7 Judicial Self-Restraint Judges have different “philosophies” regarding how they should use the latitude they have in interpreting ambiguous provisions of the Constitution. Judicial Self-Restraint: –Judges should generally defer to the constitutional judgments of elected officials. –Laws enacted by elected legislatures should be deemed by judges as (constitutionally) “innocent until proven guilty.” –In particular, judges should not substitute their political and political preferences for those of elected officials. “The only check upon our own exercise of power is our own sense of self-restraint. For the removal of unwise laws from the statute book, appeals lies not to the courts but to the ballot and to the processes of democratic government.” (Justice Felix Frankfurter, W. Va. Bd. Of Education v. Barnette) –Also stare decisis (“let the decision stand”) and the importance of precedents: the SC especially should be very reluctant to make rulings that contradict its earlier rulings.

8 Judicial Activism Judicial Activism: in general, all judges more or less endorse the norms of self-restraint but “activists” feel less strictly bound by them. –The judiciary is co-equal to other branches, so judges should not be especially deferential. –Judges have special competence in interpreting laws and the Constitution. –Judges should be willing to substitute their constitutional judgments for those of elected officials, especially in federalism cases (one elected body vs. another), to protect fundamental rights from “majority tyranny,” to protect the rights of political/ethnic/religious/etc. minorities (who may not fare well in democratic elective politics), and to protect the democratic process itself (e.g., the apportionment decisions). –Judges should be willing to overrule mistaken precedents and adapt their interpretations of the Constitution to changing times.

9 Judicial Self-Restraint vs. Activism Today these conflicting (and enduring) postures are sometimes characterized as –Strict construction / original intent: Look only at the literal meaning of the words in the Constitution and/or evidence of the intent of the framers (and ratifiers) –vs. loose construction / evolving interpretation: The Constitution is a flexible and evolving document whose operational meaning changes as society changes. For example, what are the implications of the Freedom of the Press clause of the First Amendment for movies, television, and the internet? Judicial self-restraint vs. activism (and strict vs. loose construction) is not necessarily a “conservative” vs. “liberal” conflict. –Yes, there was the “liberal activist” Warren Court of the 1950s and 1960s. –But (as we shall see) there have been “conservative activist” courts in the past (and in increasing respects that label characterizes the contemporary SC).

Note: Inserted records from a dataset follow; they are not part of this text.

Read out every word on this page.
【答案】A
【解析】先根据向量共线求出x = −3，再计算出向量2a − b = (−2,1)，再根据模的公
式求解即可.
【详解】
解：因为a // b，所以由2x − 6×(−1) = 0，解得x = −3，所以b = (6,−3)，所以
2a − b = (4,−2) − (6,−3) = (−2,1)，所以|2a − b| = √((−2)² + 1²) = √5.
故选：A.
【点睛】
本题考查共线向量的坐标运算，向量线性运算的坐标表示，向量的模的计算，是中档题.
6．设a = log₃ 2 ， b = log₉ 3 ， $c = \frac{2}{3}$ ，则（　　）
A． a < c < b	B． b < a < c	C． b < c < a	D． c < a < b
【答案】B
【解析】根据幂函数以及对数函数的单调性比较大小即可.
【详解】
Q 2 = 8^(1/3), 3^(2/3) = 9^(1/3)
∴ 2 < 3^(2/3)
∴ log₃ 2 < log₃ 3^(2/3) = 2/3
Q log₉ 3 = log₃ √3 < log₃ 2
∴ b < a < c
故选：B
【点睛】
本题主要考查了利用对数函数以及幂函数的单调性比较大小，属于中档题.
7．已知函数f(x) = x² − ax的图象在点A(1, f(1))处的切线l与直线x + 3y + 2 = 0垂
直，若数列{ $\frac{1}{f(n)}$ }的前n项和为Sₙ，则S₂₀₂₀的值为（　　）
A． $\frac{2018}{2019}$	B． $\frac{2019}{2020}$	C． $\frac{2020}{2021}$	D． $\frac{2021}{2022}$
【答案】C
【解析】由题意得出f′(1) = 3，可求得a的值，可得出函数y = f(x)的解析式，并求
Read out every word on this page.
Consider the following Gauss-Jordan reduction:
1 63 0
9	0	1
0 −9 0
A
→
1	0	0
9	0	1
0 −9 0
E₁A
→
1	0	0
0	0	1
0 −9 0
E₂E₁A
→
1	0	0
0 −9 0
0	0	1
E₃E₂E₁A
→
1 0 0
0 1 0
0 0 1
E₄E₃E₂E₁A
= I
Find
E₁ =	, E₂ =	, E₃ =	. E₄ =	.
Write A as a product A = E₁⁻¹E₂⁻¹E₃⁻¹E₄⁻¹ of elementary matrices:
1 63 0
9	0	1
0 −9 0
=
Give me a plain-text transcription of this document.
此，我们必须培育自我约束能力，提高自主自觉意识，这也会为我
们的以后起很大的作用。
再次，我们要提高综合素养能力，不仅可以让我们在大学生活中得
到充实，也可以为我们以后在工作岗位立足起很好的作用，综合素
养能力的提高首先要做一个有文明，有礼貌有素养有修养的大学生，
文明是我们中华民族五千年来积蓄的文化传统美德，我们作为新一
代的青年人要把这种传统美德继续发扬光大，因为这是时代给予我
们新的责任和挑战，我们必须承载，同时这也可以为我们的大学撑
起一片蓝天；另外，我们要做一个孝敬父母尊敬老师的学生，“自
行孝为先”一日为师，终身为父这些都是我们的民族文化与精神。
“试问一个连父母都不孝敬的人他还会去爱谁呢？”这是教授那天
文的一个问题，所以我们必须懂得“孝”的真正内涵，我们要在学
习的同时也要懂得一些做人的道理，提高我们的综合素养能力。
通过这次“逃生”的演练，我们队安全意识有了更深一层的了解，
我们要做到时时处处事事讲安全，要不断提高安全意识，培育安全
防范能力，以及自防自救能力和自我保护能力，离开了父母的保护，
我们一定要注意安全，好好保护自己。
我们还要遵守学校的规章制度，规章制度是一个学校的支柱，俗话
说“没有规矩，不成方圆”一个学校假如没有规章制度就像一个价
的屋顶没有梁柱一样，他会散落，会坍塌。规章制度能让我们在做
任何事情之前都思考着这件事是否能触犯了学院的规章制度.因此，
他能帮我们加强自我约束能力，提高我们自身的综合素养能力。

10 Judicial Self-Restraint vs. Activism (cont.) In general, there’s a lot of hypocrisy in political arguments about judicial review. For example, on the “conservative” [strict construction] side: –the federal courts were insufficiently activist in the Terri Schiavo case –approval of Bush v. Gore decision [a seeming highpoint of judicial activism] –seek to overrule the Roe v. Wade [abortion] precedent. For example, on the “liberal” [evolving Constitution] side: –Row v. Wade has “woven itself into the fabric of social life and legal arrangements,” so the courts should not upset this precedent. –But Plessy v. Ferguson [racial segregation is OK] likewise was woven into the fabric of social life and legal arrangements [in the South].